All through the town of Pine Deep people are having their most precious memories stolen. The monster seems to target the lonely, the disenfranchised, the people who need memories to anchor them to this world.
Something is out there. Something cruel and evil is feeding on the memories, erasing them from the hearts and minds of people like Patty and Monk and others.
Ink is the story of a few lonely, damaged people hunting for a memory thief. When all you have are memories, there is no greater horror than forgetting.
My Review:
This book was such a great read! I loved the concept of it, of someone stealing memories through the tattoos that were like a touchstone for said memories.

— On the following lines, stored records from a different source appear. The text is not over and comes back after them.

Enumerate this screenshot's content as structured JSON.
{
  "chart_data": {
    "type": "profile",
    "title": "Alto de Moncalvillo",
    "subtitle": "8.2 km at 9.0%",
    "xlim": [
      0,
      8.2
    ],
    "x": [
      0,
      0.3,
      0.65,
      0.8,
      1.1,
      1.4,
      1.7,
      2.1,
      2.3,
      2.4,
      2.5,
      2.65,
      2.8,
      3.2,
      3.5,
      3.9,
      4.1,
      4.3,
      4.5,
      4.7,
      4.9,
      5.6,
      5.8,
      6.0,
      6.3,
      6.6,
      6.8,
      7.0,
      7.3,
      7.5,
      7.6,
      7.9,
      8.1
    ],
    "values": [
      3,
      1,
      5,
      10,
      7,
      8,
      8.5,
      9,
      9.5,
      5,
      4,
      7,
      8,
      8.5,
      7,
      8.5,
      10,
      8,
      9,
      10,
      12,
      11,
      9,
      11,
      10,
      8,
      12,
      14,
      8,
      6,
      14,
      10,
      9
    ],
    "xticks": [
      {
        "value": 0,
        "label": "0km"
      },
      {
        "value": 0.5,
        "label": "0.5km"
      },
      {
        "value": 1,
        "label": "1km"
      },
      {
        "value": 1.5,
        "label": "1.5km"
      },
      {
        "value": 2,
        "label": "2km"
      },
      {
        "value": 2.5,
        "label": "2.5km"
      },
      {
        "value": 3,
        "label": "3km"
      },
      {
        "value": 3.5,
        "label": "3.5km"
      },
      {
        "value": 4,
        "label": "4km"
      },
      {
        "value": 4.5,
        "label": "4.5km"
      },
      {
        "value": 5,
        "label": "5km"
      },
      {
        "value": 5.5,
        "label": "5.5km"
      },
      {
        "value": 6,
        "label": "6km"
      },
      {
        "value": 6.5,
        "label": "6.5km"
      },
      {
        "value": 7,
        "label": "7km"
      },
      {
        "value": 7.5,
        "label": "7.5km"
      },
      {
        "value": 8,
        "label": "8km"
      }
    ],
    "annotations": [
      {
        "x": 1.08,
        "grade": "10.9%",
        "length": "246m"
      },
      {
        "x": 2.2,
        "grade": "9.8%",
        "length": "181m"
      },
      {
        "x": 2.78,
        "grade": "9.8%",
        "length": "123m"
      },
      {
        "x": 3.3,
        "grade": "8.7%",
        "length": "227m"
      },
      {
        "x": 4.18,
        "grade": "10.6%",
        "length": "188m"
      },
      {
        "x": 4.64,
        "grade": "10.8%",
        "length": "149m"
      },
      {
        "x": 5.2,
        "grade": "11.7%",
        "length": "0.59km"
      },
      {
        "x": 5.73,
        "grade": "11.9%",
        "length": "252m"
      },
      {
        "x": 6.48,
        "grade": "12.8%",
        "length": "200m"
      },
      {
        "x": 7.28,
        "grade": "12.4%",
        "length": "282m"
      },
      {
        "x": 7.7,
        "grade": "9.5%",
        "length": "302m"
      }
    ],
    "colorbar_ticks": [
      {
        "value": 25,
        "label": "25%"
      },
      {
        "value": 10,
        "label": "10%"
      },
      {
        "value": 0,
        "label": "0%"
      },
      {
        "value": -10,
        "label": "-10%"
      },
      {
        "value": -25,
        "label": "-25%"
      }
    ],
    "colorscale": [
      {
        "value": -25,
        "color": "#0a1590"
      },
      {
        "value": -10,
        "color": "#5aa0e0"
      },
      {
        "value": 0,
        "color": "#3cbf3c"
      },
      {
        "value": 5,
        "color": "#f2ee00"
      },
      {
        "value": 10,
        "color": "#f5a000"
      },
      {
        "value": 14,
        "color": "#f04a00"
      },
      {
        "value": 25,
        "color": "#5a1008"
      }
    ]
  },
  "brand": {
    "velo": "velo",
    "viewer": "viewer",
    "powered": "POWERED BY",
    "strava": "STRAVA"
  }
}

And what we do when we lose those important memories. It was such a great read!
This book is so fast paced. The chapters are sometimes only a page or two, while others are a little bit longer, but there's over 100 chapters. So it was so quick and easy to read this book, and I thought it was a good writing choice.
The writing was a little much sometimes, for me. I don't know how to describe it really. It's like I went into a daze, or something, because I would get into this state reading this book, and the moment would written in this way, and I glossed over it. I just couldn't understand it, so I avoided it, I guess is the right way to describe it.
One thing that I loved was that we got interludes from the bad guy, in brief periods of his life, as he was growing up, as he was learning how to use his abilities. So we know how he's doing it, and watching the good guys figure it out was really great. It also made it so easy to despise him, so reading that ending was just perfect and so satisfying!